In a display of truly excellent writing, he delivers this information with irresistible charm and wit that is completely unique to him. It's as though he's actually right there, sitting in a comfortable chair and sharing a mind-blowingly awesome drink with you while talking companionably about some of the most fascinating things you'll ever learn about the history of human life. He made me laugh many, many times, but he also made me cry--twice. While the general tone of the book is classic Cracked funniness, he still manages to treat the entire subject with the reverence it deserves. His experiences--such as nearly dying of dysentery in Pushkar, India because of the lack of safe, potable water there--have made him into someone far older and wiser than his years suggest, and he is able to make you feel those experiences, yourself, with honest, candid description and rich detail. He alerts the reader to world problems that make the media storms and political nonsense all around us seem unimportant to the point of total absurdity. There are people on this earth who cannot drink a cup of water without risking agonizing death, and Robert does not spare us from the details.
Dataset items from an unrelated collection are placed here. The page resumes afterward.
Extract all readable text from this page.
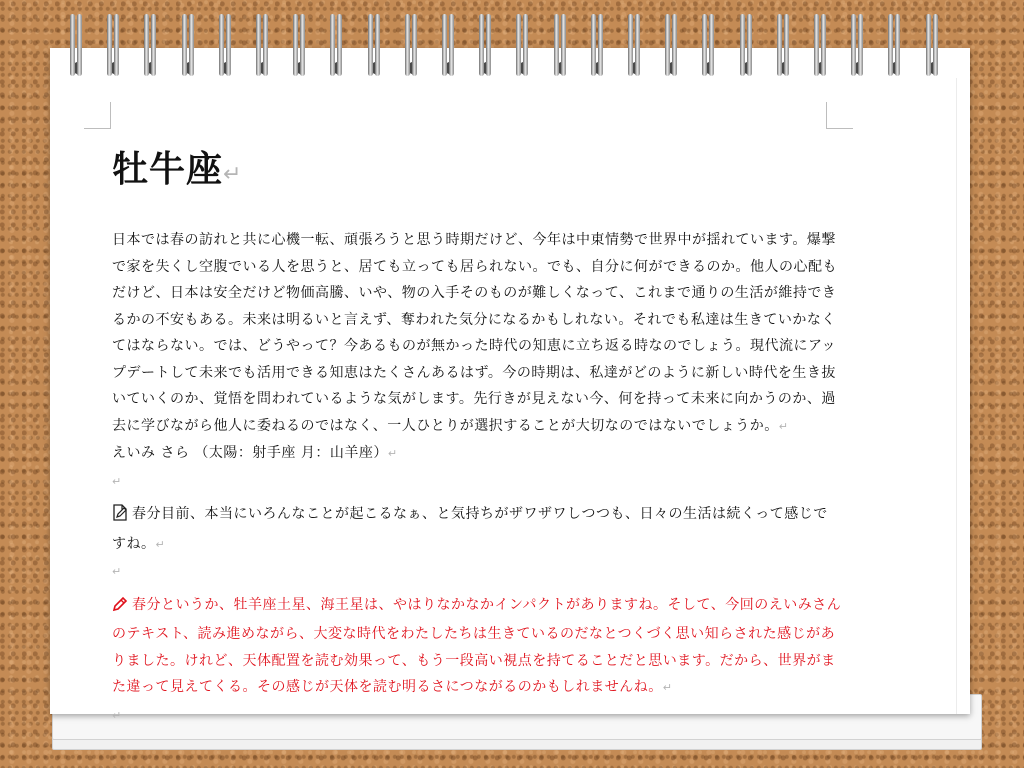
牡牛座↵

日本では春の訪れと共に心機一転、頑張ろうと思う時期だけど、今年は中東情勢で世界中が揺れています。爆撃で家を失くし空腹でいる人を思うと、居ても立っても居られない。でも、自分に何ができるのか。他人の心配もだけど、日本は安全だけど物価高騰、いや、物の入手そのものが難しくなって、これまで通りの生活が維持できるかの不安もある。未来は明るいと言えず、奪われた気分になるかもしれない。それでも私達は生きていかなくてはならない。では、どうやって？今あるものが無かった時代の知恵に立ち返る時なのでしょう。現代流にアップデートして未来でも活用できる知恵はたくさんあるはず。今の時期は、私達がどのように新しい時代を生き抜いていくのか、覚悟を問われているような気がします。先行きが見えない今、何を持って未来に向かうのか、過去に学びながら他人に委ねるのではなく、一人ひとりが選択することが大切なのではないでしょうか。↵

えいみ さら （太陽：射手座 月：山羊座）↵

↵

春分目前、本当にいろんなことが起こるなぁ、と気持ちがザワザワしつつも、日々の生活は続くって感じですね。↵

↵

春分というか、牡羊座土星、海王星は、やはりなかなかインパクトがありますね。そして、今回のえいみさんのテキスト、読み進めながら、大変な時代をわたしたちは生きているのだなとつくづく思い知らされた感じがありました。けれど、天体配置を読む効果って、もう一段高い視点を持てることだと思います。だから、世界がまた違って見えてくる。その感じが天体を読む明るさにつながるのかもしれませんね。↵

↵
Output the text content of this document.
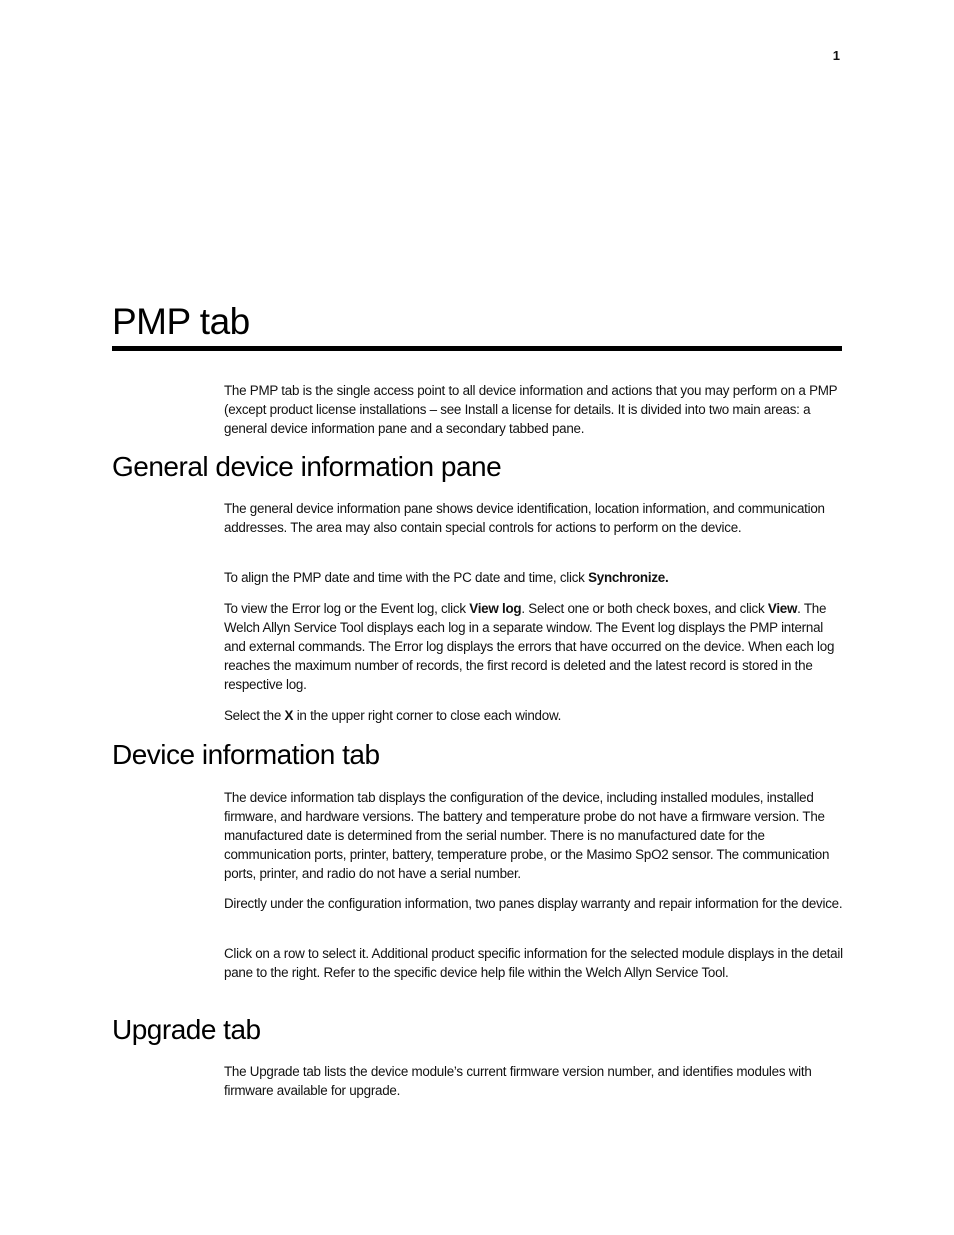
1
PMP tab

The PMP tab is the single access point to all device information and actions that you may perform on a PMP (except product license installations – see Install a license for details. It is divided into two main areas: a general device information pane and a secondary tabbed pane.

General device information pane

The general device information pane shows device identification, location information, and communication addresses. The area may also contain special controls for actions to perform on the device.

To align the PMP date and time with the PC date and time, click Synchronize.

To view the Error log or the Event log, click View log. Select one or both check boxes, and click View. The Welch Allyn Service Tool displays each log in a separate window. The Event log displays the PMP internal and external commands. The Error log displays the errors that have occurred on the device. When each log reaches the maximum number of records, the first record is deleted and the latest record is stored in the respective log.

Select the X in the upper right corner to close each window.

Device information tab

The device information tab displays the configuration of the device, including installed modules, installed firmware, and hardware versions. The battery and temperature probe do not have a firmware version. The manufactured date is determined from the serial number. There is no manufactured date for the communication ports, printer, battery, temperature probe, or the Masimo SpO2 sensor. The communication ports, printer, and radio do not have a serial number.

Directly under the configuration information, two panes display warranty and repair information for the device.

Click on a row to select it. Additional product specific information for the selected module displays in the detail pane to the right. Refer to the specific device help file within the Welch Allyn Service Tool.

Upgrade tab

The Upgrade tab lists the device module’s current firmware version number, and identifies modules with firmware available for upgrade.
Once you've read this book, you WILL be inspired to reexamine not just your own life, but your perspective on life itself. I was left feeling profound gratitude for the things that allow us to write reviews like this, for the human dignities and miracles born of "vice" that allow us to live in relative comfort today, and for simply being alive today. Put bluntly, we're damn lucky to be alive in this golden age of humanity, and we owe it all to those who suffered, fought, experimented, and risked their lives in the exploration of mind-altering chemistry, sex work, and other taboos long before we were born. When you read this book, you do honor to those brave pioneers (many of whom were tortured, imprisoned, and murdered for their vices--including the coffee we casually drink every morning), and you have a wonderful opportunity to share the journey they took, yourself. The history of vice is not over, and probably never will be. Robert alerts his readers to incredible studies being done even now on "controlled" or downright illegal substances that may literally save lives as soon as 2017, which is absolutely astonishing.
It really doesn't matter how you feel about drugs, sex, or rock n' roll...this book is for you because it's *about* you. This is where we come from. And if you read this book, you'll have a brilliant view of where we're headed.